The Five Points were notorious in these parts. Everyone was scared of them. I paid protection money to them, for God’s sake. I knew to be scared of them, and having been raised in their territory, it was the height of stupidity to think paying them wasn’t just a part of business.

Still, Fiona had never wanted that for Finn, and her Finn was the same as the one standing before me here today. In my tea room, which looked far too small to contain the might of this man.

She’d be so disappointed. So heart-sore to know that he was up to his neck in dirty dealings with the Five Points, and as he’d pointed out, the cost of his shoes, his clothes, and his jewelry, was enough to speak for itself.

If he wasn’t high up the ladder in the gang, then I wasn’t one of the best bakers of scones in the district.

Like Jenny had said, I had five star ratings across most social media platforms for a reason. I was good. But apparently, this man wasn’t.
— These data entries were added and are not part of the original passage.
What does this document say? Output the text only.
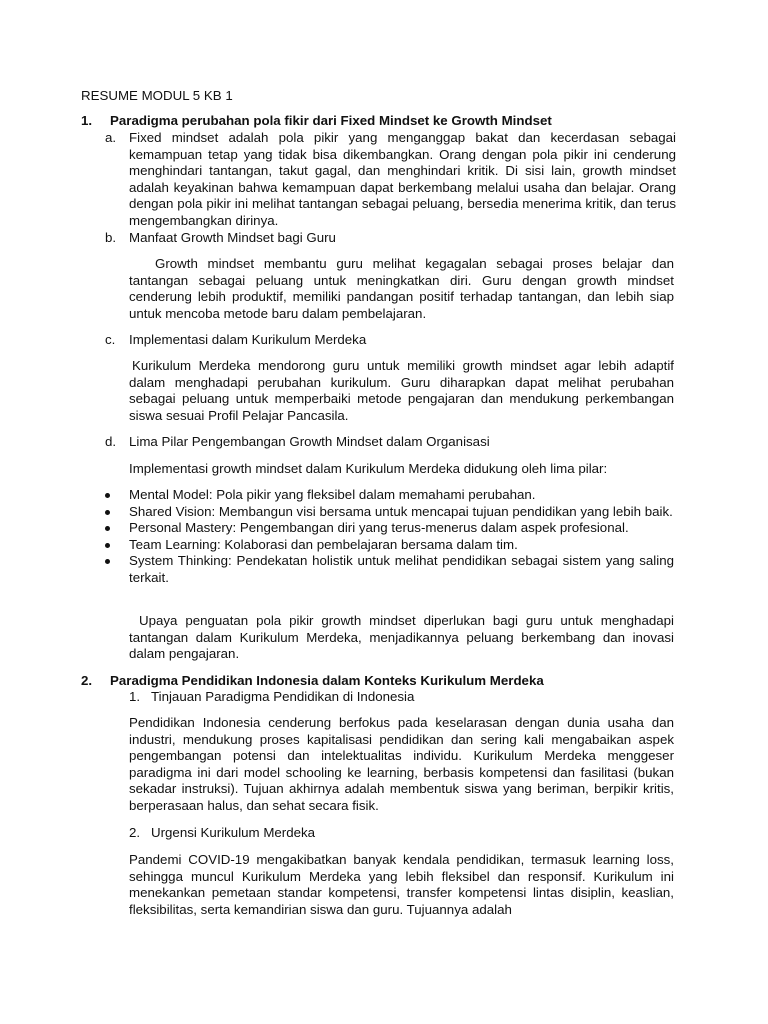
RESUME MODUL 5 KB 1
1. Paradigma perubahan pola fikir dari Fixed Mindset ke Growth Mindset
a. Fixed mindset adalah pola pikir yang menganggap bakat dan kecerdasan sebagai kemampuan tetap yang tidak bisa dikembangkan. Orang dengan pola pikir ini cenderung menghindari tantangan, takut gagal, dan menghindari kritik. Di sisi lain, growth mindset adalah keyakinan bahwa kemampuan dapat berkembang melalui usaha dan belajar. Orang dengan pola pikir ini melihat tantangan sebagai peluang, bersedia menerima kritik, dan terus mengembangkan dirinya.
b. Manfaat Growth Mindset bagi Guru
Growth mindset membantu guru melihat kegagalan sebagai proses belajar dan tantangan sebagai peluang untuk meningkatkan diri. Guru dengan growth mindset cenderung lebih produktif, memiliki pandangan positif terhadap tantangan, dan lebih siap untuk mencoba metode baru dalam pembelajaran.
c. Implementasi dalam Kurikulum Merdeka
Kurikulum Merdeka mendorong guru untuk memiliki growth mindset agar lebih adaptif dalam menghadapi perubahan kurikulum. Guru diharapkan dapat melihat perubahan sebagai peluang untuk memperbaiki metode pengajaran dan mendukung perkembangan siswa sesuai Profil Pelajar Pancasila.
d. Lima Pilar Pengembangan Growth Mindset dalam Organisasi
Implementasi growth mindset dalam Kurikulum Merdeka didukung oleh lima pilar:
Mental Model: Pola pikir yang fleksibel dalam memahami perubahan.
Shared Vision: Membangun visi bersama untuk mencapai tujuan pendidikan yang lebih baik.
Personal Mastery: Pengembangan diri yang terus-menerus dalam aspek profesional.
Team Learning: Kolaborasi dan pembelajaran bersama dalam tim.
System Thinking: Pendekatan holistik untuk melihat pendidikan sebagai sistem yang saling terkait.
Upaya penguatan pola pikir growth mindset diperlukan bagi guru untuk menghadapi tantangan dalam Kurikulum Merdeka, menjadikannya peluang berkembang dan inovasi dalam pengajaran.
2. Paradigma Pendidikan Indonesia dalam Konteks Kurikulum Merdeka
1. Tinjauan Paradigma Pendidikan di Indonesia
Pendidikan Indonesia cenderung berfokus pada keselarasan dengan dunia usaha dan industri, mendukung proses kapitalisasi pendidikan dan sering kali mengabaikan aspek pengembangan potensi dan intelektualitas individu. Kurikulum Merdeka menggeser paradigma ini dari model schooling ke learning, berbasis kompetensi dan fasilitasi (bukan sekadar instruksi). Tujuan akhirnya adalah membentuk siswa yang beriman, berpikir kritis, berperasaan halus, dan sehat secara fisik.
2. Urgensi Kurikulum Merdeka
Pandemi COVID-19 mengakibatkan banyak kendala pendidikan, termasuk learning loss, sehingga muncul Kurikulum Merdeka yang lebih fleksibel dan responsif. Kurikulum ini menekankan pemetaan standar kompetensi, transfer kompetensi lintas disiplin, keaslian, fleksibilitas, serta kemandirian siswa dan guru. Tujuannya adalah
Before I could utter a word, before I could even cringe at how utterly sorrowful Fiona would be about this turn of events—not just about the Five Points but what her son was making me do—the door clattered open.

Like he’d predicted, a team of people swarmed in.

Finn motioned to the floor. “Want anyone to see those?”

With a gasp, I dropped to my knees and collected the shots, stuffing them back into the envelope with a haste that wasn’t exactly practical.